Smoking. This was more of a Christmas gift to myself, but as of December 15, I’ve only had TWO cigarettes. I normally smoke a pack a day. And the two that I’ve had since I quit were at parties I attended (drinking makes the desire to smoke even worse). I’ve been to the bar and other parties since then and have been able to keep myself from bumming a cig. I’m noticing how bad smokers smell, and that realization both embarrasses me, and helps motivate me to not be stinky by smoking. I’m even starting to forget to take my Nicorete lozenge, so I think that shows I’m doing well.
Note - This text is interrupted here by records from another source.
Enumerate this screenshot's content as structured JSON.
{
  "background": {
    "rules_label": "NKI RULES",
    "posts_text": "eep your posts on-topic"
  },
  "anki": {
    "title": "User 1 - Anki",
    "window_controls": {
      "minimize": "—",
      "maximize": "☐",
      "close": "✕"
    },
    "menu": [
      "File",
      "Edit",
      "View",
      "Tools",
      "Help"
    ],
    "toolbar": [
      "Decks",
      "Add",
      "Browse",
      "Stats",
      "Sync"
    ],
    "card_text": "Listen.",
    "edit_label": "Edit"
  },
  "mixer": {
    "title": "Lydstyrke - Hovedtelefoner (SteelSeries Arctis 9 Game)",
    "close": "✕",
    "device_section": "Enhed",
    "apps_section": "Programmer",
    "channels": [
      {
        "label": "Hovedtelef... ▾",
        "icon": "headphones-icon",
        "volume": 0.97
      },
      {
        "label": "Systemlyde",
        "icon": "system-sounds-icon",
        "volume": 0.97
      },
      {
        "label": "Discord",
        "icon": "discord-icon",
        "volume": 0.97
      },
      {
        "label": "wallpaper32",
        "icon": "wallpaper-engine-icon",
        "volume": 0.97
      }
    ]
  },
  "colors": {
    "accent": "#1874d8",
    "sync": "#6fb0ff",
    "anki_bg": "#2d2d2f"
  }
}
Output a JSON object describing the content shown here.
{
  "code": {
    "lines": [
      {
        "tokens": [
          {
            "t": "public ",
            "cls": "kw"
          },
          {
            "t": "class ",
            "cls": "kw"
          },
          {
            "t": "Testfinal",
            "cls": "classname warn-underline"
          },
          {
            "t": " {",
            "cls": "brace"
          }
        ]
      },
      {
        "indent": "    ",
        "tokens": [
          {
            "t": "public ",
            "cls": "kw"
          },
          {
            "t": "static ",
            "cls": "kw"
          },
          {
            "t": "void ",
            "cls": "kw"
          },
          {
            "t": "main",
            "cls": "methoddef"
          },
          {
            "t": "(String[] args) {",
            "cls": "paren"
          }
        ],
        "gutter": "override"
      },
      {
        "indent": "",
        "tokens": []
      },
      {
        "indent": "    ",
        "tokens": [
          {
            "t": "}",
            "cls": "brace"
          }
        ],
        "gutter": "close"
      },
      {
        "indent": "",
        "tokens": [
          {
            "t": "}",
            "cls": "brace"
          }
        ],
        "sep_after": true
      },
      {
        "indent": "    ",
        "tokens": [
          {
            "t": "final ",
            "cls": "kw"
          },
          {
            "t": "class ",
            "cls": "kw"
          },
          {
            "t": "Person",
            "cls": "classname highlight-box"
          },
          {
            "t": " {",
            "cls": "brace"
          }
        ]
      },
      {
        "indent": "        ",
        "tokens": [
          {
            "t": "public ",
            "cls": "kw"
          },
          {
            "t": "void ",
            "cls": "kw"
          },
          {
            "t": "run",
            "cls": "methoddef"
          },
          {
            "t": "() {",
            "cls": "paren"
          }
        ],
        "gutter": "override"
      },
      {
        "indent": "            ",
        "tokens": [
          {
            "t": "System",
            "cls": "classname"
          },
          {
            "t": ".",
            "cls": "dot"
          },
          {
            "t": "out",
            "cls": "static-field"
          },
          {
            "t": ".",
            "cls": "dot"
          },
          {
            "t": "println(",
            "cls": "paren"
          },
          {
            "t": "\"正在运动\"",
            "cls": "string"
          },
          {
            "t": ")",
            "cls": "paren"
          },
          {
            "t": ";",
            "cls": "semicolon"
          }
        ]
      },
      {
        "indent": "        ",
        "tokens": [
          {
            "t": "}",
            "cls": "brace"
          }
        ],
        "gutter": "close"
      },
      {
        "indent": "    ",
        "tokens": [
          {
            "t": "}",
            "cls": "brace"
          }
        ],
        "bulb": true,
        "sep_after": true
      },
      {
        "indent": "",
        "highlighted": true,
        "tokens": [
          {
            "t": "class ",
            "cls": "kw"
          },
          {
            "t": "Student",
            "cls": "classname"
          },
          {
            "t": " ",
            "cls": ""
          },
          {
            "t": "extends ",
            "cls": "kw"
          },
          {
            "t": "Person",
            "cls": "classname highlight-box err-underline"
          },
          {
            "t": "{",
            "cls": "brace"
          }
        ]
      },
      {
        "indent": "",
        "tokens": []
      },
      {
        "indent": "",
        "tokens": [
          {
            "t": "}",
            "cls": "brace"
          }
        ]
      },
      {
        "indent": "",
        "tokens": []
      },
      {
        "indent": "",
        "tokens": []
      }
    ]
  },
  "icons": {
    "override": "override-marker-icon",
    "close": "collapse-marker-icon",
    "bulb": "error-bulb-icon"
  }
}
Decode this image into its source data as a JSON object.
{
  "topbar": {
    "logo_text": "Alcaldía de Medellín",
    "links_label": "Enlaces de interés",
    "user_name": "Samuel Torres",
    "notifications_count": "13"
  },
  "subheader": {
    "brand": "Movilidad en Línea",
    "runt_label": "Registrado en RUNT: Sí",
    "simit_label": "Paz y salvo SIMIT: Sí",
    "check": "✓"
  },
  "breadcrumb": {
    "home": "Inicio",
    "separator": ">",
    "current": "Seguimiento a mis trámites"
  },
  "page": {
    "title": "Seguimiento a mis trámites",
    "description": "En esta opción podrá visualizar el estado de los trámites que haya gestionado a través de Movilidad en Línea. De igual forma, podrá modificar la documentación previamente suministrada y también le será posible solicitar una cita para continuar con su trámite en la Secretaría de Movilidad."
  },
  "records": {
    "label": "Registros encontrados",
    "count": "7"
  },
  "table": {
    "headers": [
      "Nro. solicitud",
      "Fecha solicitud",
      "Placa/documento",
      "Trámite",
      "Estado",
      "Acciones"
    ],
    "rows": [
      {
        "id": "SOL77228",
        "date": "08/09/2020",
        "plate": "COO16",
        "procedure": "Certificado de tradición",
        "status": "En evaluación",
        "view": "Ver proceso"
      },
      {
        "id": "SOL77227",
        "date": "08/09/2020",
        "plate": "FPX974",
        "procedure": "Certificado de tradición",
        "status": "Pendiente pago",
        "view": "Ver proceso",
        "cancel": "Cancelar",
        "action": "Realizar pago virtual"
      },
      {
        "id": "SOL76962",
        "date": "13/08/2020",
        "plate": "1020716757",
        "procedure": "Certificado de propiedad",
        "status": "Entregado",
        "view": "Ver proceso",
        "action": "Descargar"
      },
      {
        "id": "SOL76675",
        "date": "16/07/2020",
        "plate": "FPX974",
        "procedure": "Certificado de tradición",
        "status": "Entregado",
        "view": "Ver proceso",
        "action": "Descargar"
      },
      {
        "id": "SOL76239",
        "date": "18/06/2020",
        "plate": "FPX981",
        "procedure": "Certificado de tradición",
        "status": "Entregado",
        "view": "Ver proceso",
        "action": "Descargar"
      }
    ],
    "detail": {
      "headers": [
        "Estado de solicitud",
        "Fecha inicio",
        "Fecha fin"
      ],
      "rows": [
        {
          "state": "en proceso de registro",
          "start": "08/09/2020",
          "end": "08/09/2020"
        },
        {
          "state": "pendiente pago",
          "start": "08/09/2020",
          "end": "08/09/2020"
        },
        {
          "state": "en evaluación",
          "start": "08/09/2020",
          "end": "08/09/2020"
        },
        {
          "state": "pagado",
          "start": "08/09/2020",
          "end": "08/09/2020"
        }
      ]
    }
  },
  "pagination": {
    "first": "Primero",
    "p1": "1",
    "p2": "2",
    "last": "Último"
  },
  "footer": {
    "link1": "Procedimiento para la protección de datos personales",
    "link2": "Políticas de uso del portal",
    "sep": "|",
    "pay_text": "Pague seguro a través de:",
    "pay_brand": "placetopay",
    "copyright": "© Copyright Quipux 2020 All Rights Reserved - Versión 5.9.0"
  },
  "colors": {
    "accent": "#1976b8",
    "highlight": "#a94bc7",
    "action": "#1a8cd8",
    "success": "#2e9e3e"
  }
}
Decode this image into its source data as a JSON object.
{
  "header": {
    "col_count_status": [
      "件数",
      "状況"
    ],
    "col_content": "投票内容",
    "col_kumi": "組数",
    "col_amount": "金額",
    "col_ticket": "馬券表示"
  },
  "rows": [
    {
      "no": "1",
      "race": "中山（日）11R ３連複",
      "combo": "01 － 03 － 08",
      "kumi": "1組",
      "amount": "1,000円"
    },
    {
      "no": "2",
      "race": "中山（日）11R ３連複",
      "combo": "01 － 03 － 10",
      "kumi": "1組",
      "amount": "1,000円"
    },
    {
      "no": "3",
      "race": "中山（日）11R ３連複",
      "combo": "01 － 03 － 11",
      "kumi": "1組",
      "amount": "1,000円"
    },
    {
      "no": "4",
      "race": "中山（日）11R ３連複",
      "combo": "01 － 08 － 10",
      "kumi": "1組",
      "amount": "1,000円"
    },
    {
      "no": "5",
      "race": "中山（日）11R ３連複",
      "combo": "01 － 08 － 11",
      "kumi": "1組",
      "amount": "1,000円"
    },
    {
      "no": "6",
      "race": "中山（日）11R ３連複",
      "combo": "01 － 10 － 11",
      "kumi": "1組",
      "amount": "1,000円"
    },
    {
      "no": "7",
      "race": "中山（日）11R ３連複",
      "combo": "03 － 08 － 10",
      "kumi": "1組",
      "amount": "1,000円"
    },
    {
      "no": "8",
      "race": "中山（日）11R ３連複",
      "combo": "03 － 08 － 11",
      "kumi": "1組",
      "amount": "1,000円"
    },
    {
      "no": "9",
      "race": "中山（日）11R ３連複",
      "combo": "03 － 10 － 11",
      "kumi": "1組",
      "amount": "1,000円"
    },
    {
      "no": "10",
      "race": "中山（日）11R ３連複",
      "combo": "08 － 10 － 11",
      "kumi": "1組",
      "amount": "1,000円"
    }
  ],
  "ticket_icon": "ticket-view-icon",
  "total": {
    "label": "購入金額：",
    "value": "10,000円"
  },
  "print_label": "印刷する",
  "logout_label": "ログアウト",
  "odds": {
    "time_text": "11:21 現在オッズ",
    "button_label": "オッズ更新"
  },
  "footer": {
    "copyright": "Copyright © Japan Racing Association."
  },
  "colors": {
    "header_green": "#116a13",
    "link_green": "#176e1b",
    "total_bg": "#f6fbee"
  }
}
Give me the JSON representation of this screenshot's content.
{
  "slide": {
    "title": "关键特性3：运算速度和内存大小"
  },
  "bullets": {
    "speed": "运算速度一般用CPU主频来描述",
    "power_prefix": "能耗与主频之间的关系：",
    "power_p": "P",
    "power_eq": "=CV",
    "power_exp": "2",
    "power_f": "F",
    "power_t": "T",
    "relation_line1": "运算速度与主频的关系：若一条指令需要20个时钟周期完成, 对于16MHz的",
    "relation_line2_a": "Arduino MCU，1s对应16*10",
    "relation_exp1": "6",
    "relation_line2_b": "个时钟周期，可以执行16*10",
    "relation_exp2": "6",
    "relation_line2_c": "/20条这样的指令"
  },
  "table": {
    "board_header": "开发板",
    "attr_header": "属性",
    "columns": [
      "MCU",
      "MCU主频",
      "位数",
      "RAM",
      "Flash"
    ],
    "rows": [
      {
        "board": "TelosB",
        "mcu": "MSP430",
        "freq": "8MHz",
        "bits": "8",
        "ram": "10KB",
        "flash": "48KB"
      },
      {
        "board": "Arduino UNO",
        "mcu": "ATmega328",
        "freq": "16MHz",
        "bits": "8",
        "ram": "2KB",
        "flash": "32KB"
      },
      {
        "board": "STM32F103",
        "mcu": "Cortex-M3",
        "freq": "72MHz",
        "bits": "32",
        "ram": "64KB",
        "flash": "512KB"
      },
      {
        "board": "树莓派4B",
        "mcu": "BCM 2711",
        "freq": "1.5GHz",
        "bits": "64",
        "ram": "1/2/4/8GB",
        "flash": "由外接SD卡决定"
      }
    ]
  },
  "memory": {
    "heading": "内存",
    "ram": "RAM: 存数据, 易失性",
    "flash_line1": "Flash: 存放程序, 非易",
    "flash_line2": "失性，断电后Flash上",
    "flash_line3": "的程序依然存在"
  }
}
Health. I haven’t been the healthiest person the past few years. After my engagement ended a few weeks before the wedding, depression and the subsequent medication made me balloon. I went from being pretty fit – 145lbs (I’m 5’6’’) to 210lbs. What makes it so bad emotionally for me is that I’m actually a pretty attractive guy – but with the extra weight, that person is lost. I need to uncover that guy again. Over the past year, I’m down and hovering between 185-190lbs, but my goal for this year is to hit 160. Eating healthier and exercising more. It takes me 2.5 hours to get home from work, so by the time I’m home, I’m exhausted and just want to relax, so instead of sitting on the couch, I immediately change out of my work clothes and hop on the treadmill. I’ll be starting P90X up again soon, too.

Music. My band has been writing our first record for almost two years. We’re nearly done, but I want to be able to focus on it and get it over with – I’ve been dragging my feet too long.

Housing. After the wedding debacle, I had to move back into my folks’ house. Being a 25 year old living at home is a little embarrassing, especially when I make more than any two of my friends combined, and yet they’re the ones with apartments and houses. Lowering my student loan payments and finally paying off the expenses for the wedding that never happened this year will allow me to get my own place.

I don’t think that I’ve ever made new years resolutions, and I tend to roll my eyes when I hear people say “this is going to be a good year…I can feel it”. While I won’t say that exactly, I will say that I’m determined to make this a year that I can look back on and say “I did everything I could to make it worthwhile”, which is something I haven’t been able to say the past few years.
 
I just meant if people at work know where you post etc, and they check up on that if you are off sick, they can then say 'if he is well enough to post on forums, he is well enough to work.' But, I probably have overdone it sometimes on the boards when I should have been resting when sick and tired. It is probably best just to ignore some comments, esp when you have about 7 or 8 people all going for you at once, let the babies have their bottles.

if your coworkers have time to do that, then they need to get a hobby or get back to work. i post while at work sometimes, and i'm sure a lot of people do.